Namun demikian, Pemerintah tidak akan sanggup bekerja sendirian saja, dan perlu bantuan para aktor di luar pemerintahan (non-state actors). Mereka adalah para pelaku bisnis, LSM, ilmuwan, akademisi, praktisi lapangan, para pendidik, pemuka masyarakat dan masyarakat itu sendiri. Yoichi Kaya, seorang ekonom Jepang menyampaikan argumennya bahwa besarnya emisi suatu negara berbanding lurus dengan  jumlah populasi, GDP, dan jenis energi yang digunakan di negara tersebut. Makin tinggi populasi dan GDP suatu negara, maka emisinya akan semakin tinggi. Apalagi bila energi yang digunakan bukan energi yang terbaharukan, dan digunakan secara berlebihan/boros.  Tantangan terberat bagi Indonesia adalah bagaimana emisi GRK dapat diturunkan sebanyak mungkin namun dengan menjaga agar pertumbuhan ekonomi tetap tinggi.

Solusi perubahan iklim bukanlah hanya wacana yang ramai diperdebatkan di ruang berpendingin udara (AC) dan di hotel-hotel mewah, tetapi perlu dituangkan dalam aksi nyata di lapangan. Pemerintah dan non-state actors sesungguhnya merupakan para pelaku utama yang dapat merubah keadaan. Pemahaman tentang perubahan iklim harus dilakukan lebih intensif, serius, dan diulang terus menerus oleh semua pihak agar dapat merubah tingkah laku dan pola hidup masyarakat yang boros energi.

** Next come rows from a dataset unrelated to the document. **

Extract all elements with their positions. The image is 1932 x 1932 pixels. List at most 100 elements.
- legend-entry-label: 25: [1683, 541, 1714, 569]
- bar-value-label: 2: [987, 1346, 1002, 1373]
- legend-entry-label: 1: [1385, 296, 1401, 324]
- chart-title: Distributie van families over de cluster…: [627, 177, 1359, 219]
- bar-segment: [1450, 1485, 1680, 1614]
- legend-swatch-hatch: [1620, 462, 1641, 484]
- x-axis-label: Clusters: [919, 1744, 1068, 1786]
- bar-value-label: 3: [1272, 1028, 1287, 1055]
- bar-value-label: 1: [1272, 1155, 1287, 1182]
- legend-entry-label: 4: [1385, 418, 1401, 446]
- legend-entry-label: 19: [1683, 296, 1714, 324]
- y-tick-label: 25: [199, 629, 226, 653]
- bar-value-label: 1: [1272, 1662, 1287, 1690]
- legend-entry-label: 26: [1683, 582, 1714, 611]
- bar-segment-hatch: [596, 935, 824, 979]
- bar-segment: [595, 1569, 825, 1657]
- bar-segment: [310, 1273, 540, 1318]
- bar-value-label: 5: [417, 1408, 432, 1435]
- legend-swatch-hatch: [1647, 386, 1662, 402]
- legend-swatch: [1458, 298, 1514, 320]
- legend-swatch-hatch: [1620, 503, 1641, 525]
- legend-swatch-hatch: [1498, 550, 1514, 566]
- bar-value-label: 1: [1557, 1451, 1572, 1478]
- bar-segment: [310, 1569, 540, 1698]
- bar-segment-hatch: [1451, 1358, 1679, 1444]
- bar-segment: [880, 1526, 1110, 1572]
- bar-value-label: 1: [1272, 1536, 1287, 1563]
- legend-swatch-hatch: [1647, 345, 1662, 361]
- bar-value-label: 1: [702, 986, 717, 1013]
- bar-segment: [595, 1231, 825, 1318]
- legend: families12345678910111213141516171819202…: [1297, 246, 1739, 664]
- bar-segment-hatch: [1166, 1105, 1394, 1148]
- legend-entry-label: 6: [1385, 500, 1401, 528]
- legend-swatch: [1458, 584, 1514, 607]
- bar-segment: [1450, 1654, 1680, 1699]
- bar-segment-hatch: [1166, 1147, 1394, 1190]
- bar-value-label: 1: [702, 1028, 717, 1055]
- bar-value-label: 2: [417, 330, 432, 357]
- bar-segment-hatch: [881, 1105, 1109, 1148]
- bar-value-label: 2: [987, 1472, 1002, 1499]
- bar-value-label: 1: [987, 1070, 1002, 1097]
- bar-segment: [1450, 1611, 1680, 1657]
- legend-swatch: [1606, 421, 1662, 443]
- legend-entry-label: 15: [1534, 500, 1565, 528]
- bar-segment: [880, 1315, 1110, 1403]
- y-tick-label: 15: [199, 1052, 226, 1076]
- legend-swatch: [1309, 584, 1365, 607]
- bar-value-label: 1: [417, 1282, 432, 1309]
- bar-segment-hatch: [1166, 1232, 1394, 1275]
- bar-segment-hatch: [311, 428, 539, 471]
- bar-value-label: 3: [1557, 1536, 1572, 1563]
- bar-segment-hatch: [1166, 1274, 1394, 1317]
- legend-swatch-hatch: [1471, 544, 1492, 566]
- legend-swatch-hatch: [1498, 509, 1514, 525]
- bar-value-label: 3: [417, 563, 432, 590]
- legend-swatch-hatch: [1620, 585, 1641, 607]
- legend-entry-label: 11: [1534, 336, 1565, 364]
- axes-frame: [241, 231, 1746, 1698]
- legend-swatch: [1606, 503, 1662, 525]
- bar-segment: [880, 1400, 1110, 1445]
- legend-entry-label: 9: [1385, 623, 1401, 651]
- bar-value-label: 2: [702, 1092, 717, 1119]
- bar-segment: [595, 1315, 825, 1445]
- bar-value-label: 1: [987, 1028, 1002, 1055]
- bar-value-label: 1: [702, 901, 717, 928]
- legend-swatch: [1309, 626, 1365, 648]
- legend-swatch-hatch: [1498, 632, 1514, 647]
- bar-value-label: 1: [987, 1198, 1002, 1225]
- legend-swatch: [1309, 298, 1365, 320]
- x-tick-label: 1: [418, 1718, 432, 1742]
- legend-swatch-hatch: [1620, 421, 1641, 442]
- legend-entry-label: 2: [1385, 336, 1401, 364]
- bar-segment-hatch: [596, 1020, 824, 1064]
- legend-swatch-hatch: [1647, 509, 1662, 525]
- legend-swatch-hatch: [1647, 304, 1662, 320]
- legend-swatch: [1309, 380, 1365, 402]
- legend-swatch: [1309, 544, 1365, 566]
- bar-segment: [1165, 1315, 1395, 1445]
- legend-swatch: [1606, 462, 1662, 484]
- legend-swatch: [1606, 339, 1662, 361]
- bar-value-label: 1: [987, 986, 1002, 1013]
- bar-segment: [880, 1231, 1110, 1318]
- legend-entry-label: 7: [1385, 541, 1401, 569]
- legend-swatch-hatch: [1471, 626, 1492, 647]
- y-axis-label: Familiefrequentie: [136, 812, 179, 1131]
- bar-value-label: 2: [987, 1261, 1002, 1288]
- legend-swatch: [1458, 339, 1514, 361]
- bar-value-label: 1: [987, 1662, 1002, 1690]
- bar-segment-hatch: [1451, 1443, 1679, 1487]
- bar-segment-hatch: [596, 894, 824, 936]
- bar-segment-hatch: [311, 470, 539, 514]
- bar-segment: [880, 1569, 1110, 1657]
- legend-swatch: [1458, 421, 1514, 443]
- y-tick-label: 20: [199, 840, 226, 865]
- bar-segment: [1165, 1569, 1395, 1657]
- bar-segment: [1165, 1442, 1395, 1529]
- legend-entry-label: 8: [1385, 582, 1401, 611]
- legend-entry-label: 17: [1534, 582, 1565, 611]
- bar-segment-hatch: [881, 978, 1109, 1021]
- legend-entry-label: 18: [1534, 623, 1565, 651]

Konperensi Tingkat Tinggi yang sebentar lagi berlangsung di Katowice hanyalah salah satu sarana untuk mencari solusi perubahan iklim dunia, tetapi kunci keberhasilannya tergantung pada kita masing-masing. Mengutip kata-kata Ustadz A. Gymnastiar (Aa Gym), maka solusi yang paling pragmatis adalah 3M: Mulai dari diri sendiri dan lingkungan terdekat; Mulai dari yang kecil; dan Mulailah dari sekarang.